Part 3 of the book centres on God's grace. In fact, God's grace shocked me once more as I read through this section! Metzger spends time unpacking some of the sections of the gospel, focusing on the account of the rich young man who asked what he needed to do to inherit eternal life, and the parable of the prodigal son (or better, the parable of the two lost sons) in Luke 15. Both legalism and considering oneself unforgivable are blockers to the gospel of grace in which God calls us to trust. This all leads to a chapter on worship, where Metzger quotes from Piper's 'Let the Nations be Glad' at length, reminding us again that worship of God is the real passion and purpose of evangelism.
The final section of the book looks at personal evangelism, and here Metzger focuses more on method. However, what really impressed me is that the God-centredness that the book has displayed shines through all of the examples and tools that Metzger employs. The gospel outline he advocates (called 'Come Home') is perhaps quite complex for the average person to use in evangelism, but does demonstrate how the Biblical story can be taught faithfully in a few short steps, leading to the challenge to repent and believe with one's whole self. The book concludes with a lengthy set of appendices: including training materials for learning God-centred evangelism, learning the gospel outline 'Come Home', a study guide for the book, and a rather juicy essay called 'Doctrine is not an obscene word'.

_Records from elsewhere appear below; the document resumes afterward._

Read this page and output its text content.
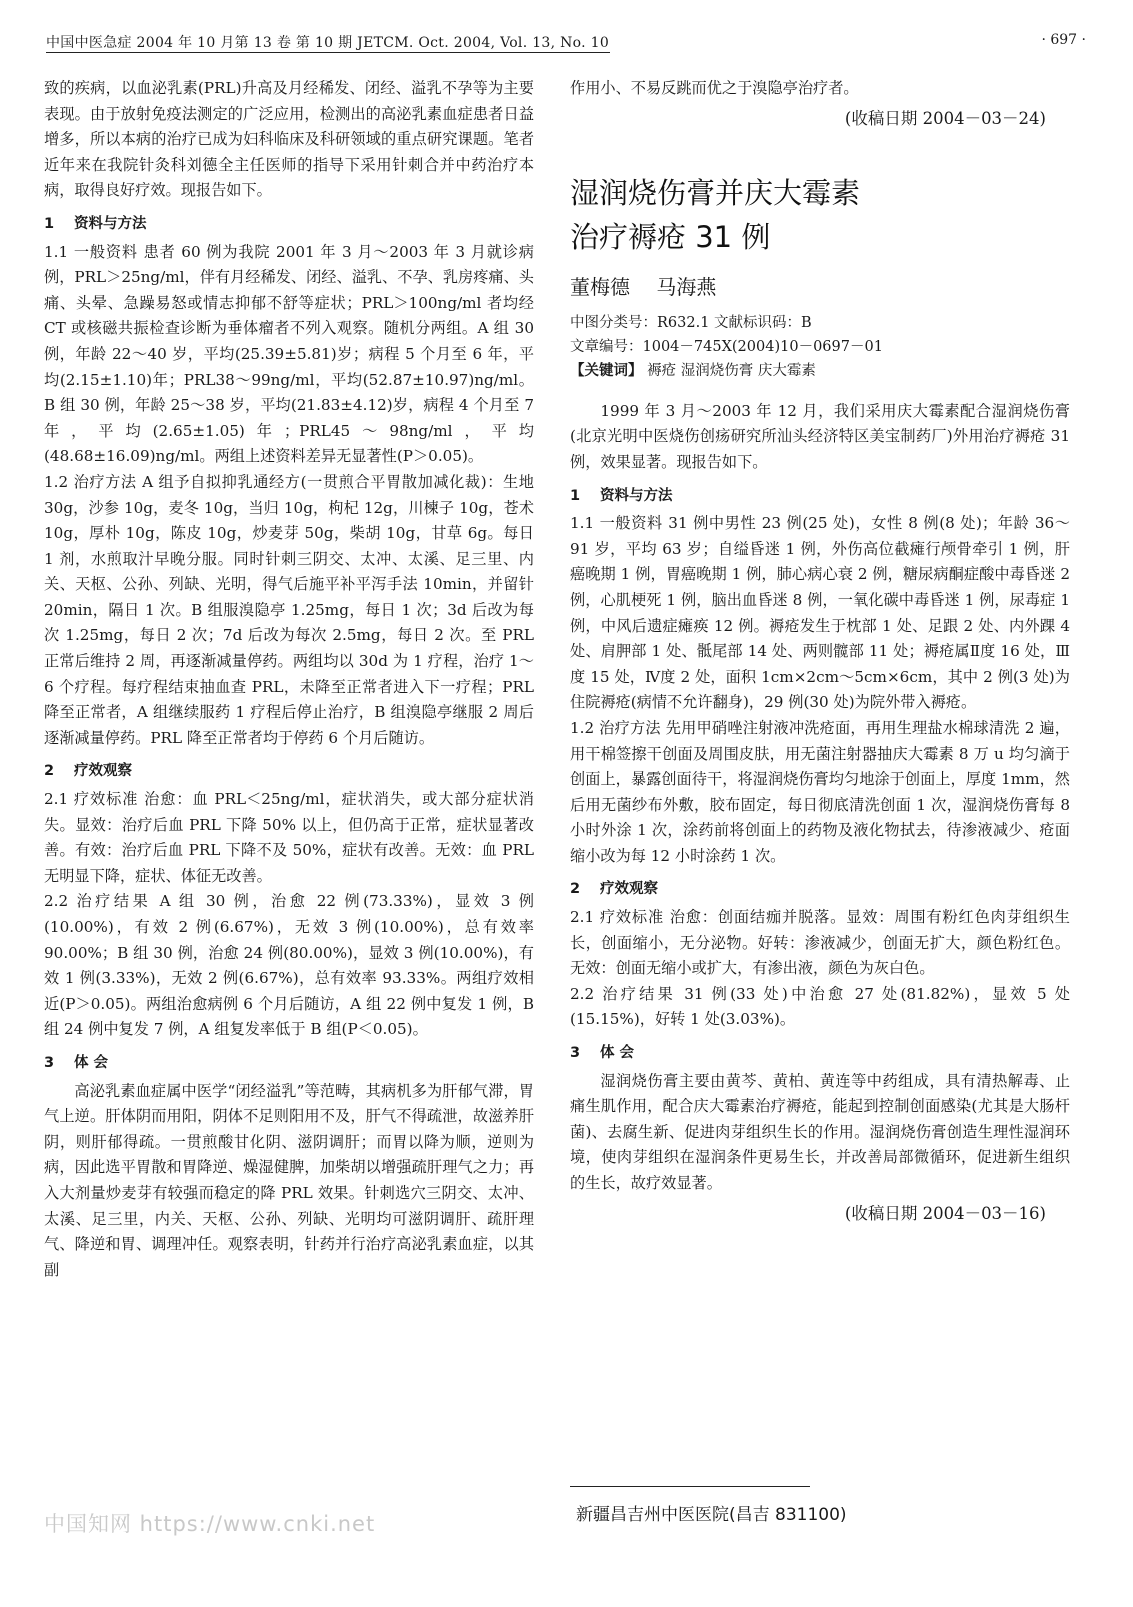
中国中医急症 2004 年 10 月第 13 卷 第 10 期 JETCM. Oct. 2004, Vol. 13, No. 10	· 697 ·

致的疾病，以血泌乳素(PRL)升高及月经稀发、闭经、溢乳不孕等为主要表现。由于放射免疫法测定的广泛应用，检测出的高泌乳素血症患者日益增多，所以本病的治疗已成为妇科临床及科研领域的重点研究课题。笔者近年来在我院针灸科刘德全主任医师的指导下采用针刺合并中药治疗本病，取得良好疗效。现报告如下。

1 资料与方法

1.1 一般资料 患者 60 例为我院 2001 年 3 月～2003 年 3 月就诊病例，PRL＞25ng/ml，伴有月经稀发、闭经、溢乳、不孕、乳房疼痛、头痛、头晕、急躁易怒或情志抑郁不舒等症状；PRL＞100ng/ml 者均经 CT 或核磁共振检查诊断为垂体瘤者不列入观察。随机分两组。A 组 30 例，年龄 22～40 岁，平均(25.39±5.81)岁；病程 5 个月至 6 年，平均(2.15±1.10)年；PRL38～99ng/ml，平均(52.87±10.97)ng/ml。B 组 30 例，年龄 25～38 岁，平均(21.83±4.12)岁，病程 4 个月至 7 年，平均(2.65±1.05)年；PRL45～98ng/ml，平均(48.68±16.09)ng/ml。两组上述资料差异无显著性(P＞0.05)。

1.2 治疗方法 A 组予自拟抑乳通经方(一贯煎合平胃散加减化裁)：生地 30g，沙参 10g，麦冬 10g，当归 10g，枸杞 12g，川楝子 10g，苍术 10g，厚朴 10g，陈皮 10g，炒麦芽 50g，柴胡 10g，甘草 6g。每日 1 剂，水煎取汁早晚分服。同时针刺三阴交、太冲、太溪、足三里、内关、天枢、公孙、列缺、光明，得气后施平补平泻手法 10min，并留针 20min，隔日 1 次。B 组服溴隐亭 1.25mg，每日 1 次；3d 后改为每次 1.25mg，每日 2 次；7d 后改为每次 2.5mg，每日 2 次。至 PRL 正常后维持 2 周，再逐渐减量停药。两组均以 30d 为 1 疗程，治疗 1～6 个疗程。每疗程结束抽血查 PRL，未降至正常者进入下一疗程；PRL 降至正常者，A 组继续服药 1 疗程后停止治疗，B 组溴隐亭继服 2 周后逐渐减量停药。PRL 降至正常者均于停药 6 个月后随访。

2 疗效观察

2.1 疗效标准 治愈：血 PRL＜25ng/ml，症状消失，或大部分症状消失。显效：治疗后血 PRL 下降 50% 以上，但仍高于正常，症状显著改善。有效：治疗后血 PRL 下降不及 50%，症状有改善。无效：血 PRL 无明显下降，症状、体征无改善。

2.2 治疗结果 A 组 30 例，治愈 22 例(73.33%)，显效 3 例(10.00%)，有效 2 例(6.67%)，无效 3 例(10.00%)，总有效率 90.00%；B 组 30 例，治愈 24 例(80.00%)，显效 3 例(10.00%)，有效 1 例(3.33%)，无效 2 例(6.67%)，总有效率 93.33%。两组疗效相近(P＞0.05)。两组治愈病例 6 个月后随访，A 组 22 例中复发 1 例，B 组 24 例中复发 7 例，A 组复发率低于 B 组(P＜0.05)。

3 体 会

高泌乳素血症属中医学“闭经溢乳”等范畴，其病机多为肝郁气滞，胃气上逆。肝体阴而用阳，阴体不足则阳用不及，肝气不得疏泄，故滋养肝阴，则肝郁得疏。一贯煎酸甘化阴、滋阴调肝；而胃以降为顺，逆则为病，因此选平胃散和胃降逆、燥湿健脾，加柴胡以增强疏肝理气之力；再入大剂量炒麦芽有较强而稳定的降 PRL 效果。针刺选穴三阴交、太冲、太溪、足三里，内关、天枢、公孙、列缺、光明均可滋阴调肝、疏肝理气、降逆和胃、调理冲任。观察表明，针药并行治疗高泌乳素血症，以其副

作用小、不易反跳而优之于溴隐亭治疗者。

(收稿日期 2004－03－24)
湿润烧伤膏并庆大霉素
治疗褥疮 31 例
董梅德 马海燕
中图分类号：R632.1 文献标识码：B
文章编号：1004－745X(2004)10－0697－01
【关键词】 褥疮 湿润烧伤膏 庆大霉素

1999 年 3 月～2003 年 12 月，我们采用庆大霉素配合湿润烧伤膏(北京光明中医烧伤创疡研究所汕头经济特区美宝制药厂)外用治疗褥疮 31 例，效果显著。现报告如下。

1 资料与方法

1.1 一般资料 31 例中男性 23 例(25 处)，女性 8 例(8 处)；年龄 36～91 岁，平均 63 岁；自缢昏迷 1 例，外伤高位截瘫行颅骨牵引 1 例，肝癌晚期 1 例，胃癌晚期 1 例，肺心病心衰 2 例，糖尿病酮症酸中毒昏迷 2 例，心肌梗死 1 例，脑出血昏迷 8 例，一氧化碳中毒昏迷 1 例，尿毒症 1 例，中风后遗症瘫痪 12 例。褥疮发生于枕部 1 处、足跟 2 处、内外踝 4 处、肩胛部 1 处、骶尾部 14 处、两则髋部 11 处；褥疮属Ⅱ度 16 处，Ⅲ度 15 处，Ⅳ度 2 处，面积 1cm×2cm～5cm×6cm，其中 2 例(3 处)为住院褥疮(病情不允许翻身)，29 例(30 处)为院外带入褥疮。

1.2 治疗方法 先用甲硝唑注射液冲洗疮面，再用生理盐水棉球清洗 2 遍，用干棉签擦干创面及周围皮肤，用无菌注射器抽庆大霉素 8 万 u 均匀滴于创面上，暴露创面待干，将湿润烧伤膏均匀地涂于创面上，厚度 1mm，然后用无菌纱布外敷，胶布固定，每日彻底清洗创面 1 次，湿润烧伤膏每 8 小时外涂 1 次，涂药前将创面上的药物及液化物拭去，待渗液减少、疮面缩小改为每 12 小时涂药 1 次。

2 疗效观察

2.1 疗效标准 治愈：创面结痂并脱落。显效：周围有粉红色肉芽组织生长，创面缩小，无分泌物。好转：渗液减少，创面无扩大，颜色粉红色。无效：创面无缩小或扩大，有渗出液，颜色为灰白色。

2.2 治疗结果 31 例(33 处)中治愈 27 处(81.82%)，显效 5 处(15.15%)，好转 1 处(3.03%)。

3 体 会

湿润烧伤膏主要由黄芩、黄柏、黄连等中药组成，具有清热解毒、止痛生肌作用，配合庆大霉素治疗褥疮，能起到控制创面感染(尤其是大肠杆菌)、去腐生新、促进肉芽组织生长的作用。湿润烧伤膏创造生理性湿润环境，使肉芽组织在湿润条件更易生长，并改善局部微循环，促进新生组织的生长，故疗效显著。

(收稿日期 2004－03－16)
新疆昌吉州中医医院(昌吉 831100)
中国知网 https://www.cnki.net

'Tell the Truth' was initially published in 1981 (the most recent edition that I read was published in 2002), and as I said at the top of this blog entry, I have no idea as to why this book is unknown to the extent that it is here. I finished the book with a new passion for God's glory and with a new urgency for telling the gospel to others. It might perhaps be considered to be on the lengthy side at 272 pages, but is a must-read for all of those who want to be reminded of God's passion for people as evangeliser, and for those who want to see genuine repentance in unbelievers.